Arguments swirl around who is to blame. Residents say oil companies, including Shell, and the government, which owns about half of the oil industry, are responsible. The companies and the government counter that the spills are due to sabotage and theft, the result of armed raids and people stealing oil from the lines.
Demands by Delta communities and activists for information, independent systems for environmental clean-up and compensation, and for the oil companies to be held to account have been largely ignored by the government and dismissed as unnecessary, or unworkable, by the companies.
Incredibly, despite the obvious environmental devastation, there is almost no independent monitoring of food safety, health impacts or water quality. Companies like Shell effectively run the oil spill investigation and compensation processes, with a lack of transparency causing frequent conflict with and between oil-impacted communities.
Clean up is often delayed and inadequate. Regulatory oversight is theoretical at best. And the government is largely absent, except as a military force protecting oil operations.
For many communities, the contrast between the government’s actions to protect the oil industry and the almost total lack of action to protect their human rights reinforces the perception that the government is on the side of the oil companies, regardless of what damage they may do.
Few expect the situation to change. The combined force of state and company is just too powerful. Profits take precedent over everything, including the rights of the people.
Our increasingly globalised world is seeing a growing number of similar stories as large, powerful trans-national corporations take advantage of outmoded systems of regulation and enforcement.
The current system is skewed in favour of business. It is not designed to enforce corporate behaviour or to address the changing nature of the global economy. People living in the way of development are seen at best, as a nuisance; at worst, as a threat.

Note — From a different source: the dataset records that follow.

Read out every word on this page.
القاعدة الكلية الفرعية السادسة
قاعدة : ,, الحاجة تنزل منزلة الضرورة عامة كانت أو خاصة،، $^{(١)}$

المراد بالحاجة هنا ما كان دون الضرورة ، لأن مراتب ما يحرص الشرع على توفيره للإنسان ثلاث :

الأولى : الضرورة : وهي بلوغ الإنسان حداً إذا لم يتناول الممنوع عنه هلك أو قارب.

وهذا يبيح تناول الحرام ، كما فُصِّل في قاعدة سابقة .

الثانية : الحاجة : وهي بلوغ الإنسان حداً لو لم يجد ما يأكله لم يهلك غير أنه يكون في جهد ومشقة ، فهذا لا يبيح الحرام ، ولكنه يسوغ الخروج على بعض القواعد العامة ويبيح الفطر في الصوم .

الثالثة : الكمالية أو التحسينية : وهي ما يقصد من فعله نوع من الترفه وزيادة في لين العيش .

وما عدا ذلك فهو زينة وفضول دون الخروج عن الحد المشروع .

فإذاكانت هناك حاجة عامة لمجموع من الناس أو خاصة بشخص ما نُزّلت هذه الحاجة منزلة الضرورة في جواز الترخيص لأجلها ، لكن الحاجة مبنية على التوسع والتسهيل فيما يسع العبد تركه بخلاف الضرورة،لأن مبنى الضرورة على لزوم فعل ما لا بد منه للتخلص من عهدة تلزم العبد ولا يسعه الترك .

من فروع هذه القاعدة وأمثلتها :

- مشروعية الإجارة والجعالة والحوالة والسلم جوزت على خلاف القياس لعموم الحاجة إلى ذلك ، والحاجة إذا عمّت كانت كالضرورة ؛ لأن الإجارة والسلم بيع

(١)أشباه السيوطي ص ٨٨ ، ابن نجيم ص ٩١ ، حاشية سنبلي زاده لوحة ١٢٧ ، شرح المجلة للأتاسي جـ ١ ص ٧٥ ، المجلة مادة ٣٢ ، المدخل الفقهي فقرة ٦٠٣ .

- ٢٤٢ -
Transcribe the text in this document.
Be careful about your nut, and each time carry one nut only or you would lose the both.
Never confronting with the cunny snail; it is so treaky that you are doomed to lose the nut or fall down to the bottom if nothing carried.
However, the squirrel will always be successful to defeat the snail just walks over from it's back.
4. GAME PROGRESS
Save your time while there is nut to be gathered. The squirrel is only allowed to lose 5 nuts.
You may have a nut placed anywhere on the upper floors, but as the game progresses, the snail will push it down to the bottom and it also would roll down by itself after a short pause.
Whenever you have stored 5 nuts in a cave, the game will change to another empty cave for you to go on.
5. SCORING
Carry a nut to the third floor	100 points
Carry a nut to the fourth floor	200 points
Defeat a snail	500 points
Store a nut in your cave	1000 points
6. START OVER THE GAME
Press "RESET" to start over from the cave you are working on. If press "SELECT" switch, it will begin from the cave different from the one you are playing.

There are some signs that things might be changing. A UN expert has proposed international guidelines encouraging states and companies to adopt policies and practices protecting human rights. And there is a growing awareness of the importance of ensuring that the people affected by growth are actively involved.
But the draft UN Guidelines are largely voluntary. They rely too much on willing companies and do little to address the many others focused only on profits. In order for there to be real change, there needs to be a fundamental shift from voluntary to mandatory standards.
This week, as the world’s economic and political leaders gather to discuss “Shared Norms for a New Reality” at the annual World Economic Forum at Davos, there is the opportunity to make that shift. The forum offers the chance to rethink the way success is measured, and to embrace new formulas that include not just profits, but also people.
But the real test for those meeting at Davos is whether they are willing to engage with and strengthen their commitment to their own shared goals, and to those similar ones proposed by the UN, to help alleviate the suffering of so many people, including those in the Niger Delta.
It remains unclear if many of our business leaders still fully appreciate the potential impact their work has on human rights. And they seem most comfortable when action is ‘recommended’ or ‘encouraged’ – not when it is ‘required’.
One of the “Shared Norms” at Davos must be that business does not abuse human rights. Another has to be that they are held to account it they do. Appeals to do right are nowhere near enough. Basic standards must be enforced.
The competing pressures of an expanding global economy demanding increasing resources and a growing world population demanding increasing space cannot be sustained. Unless there is real change, real commitment, the stage is set for rising tide of tension, suffering and unrest.
As the world leaders gather under the snow-white slopes of the Swiss Alps, events surrounding the oil-blackened Niger Delta are taking a significant step forward as a hearing opens in the Dutch Parliament about the conduct of Shell in the region.
The hearings could be the first step towards holding Shell to account for the damage it has done to the people of the Delta. But it has taken a half-century to just start to achieve justice. There are too many problems in too many places that simply cannot wait that long. Let us use the meeting in Davos to start to make a real and meaningful shift in how we measure what is important.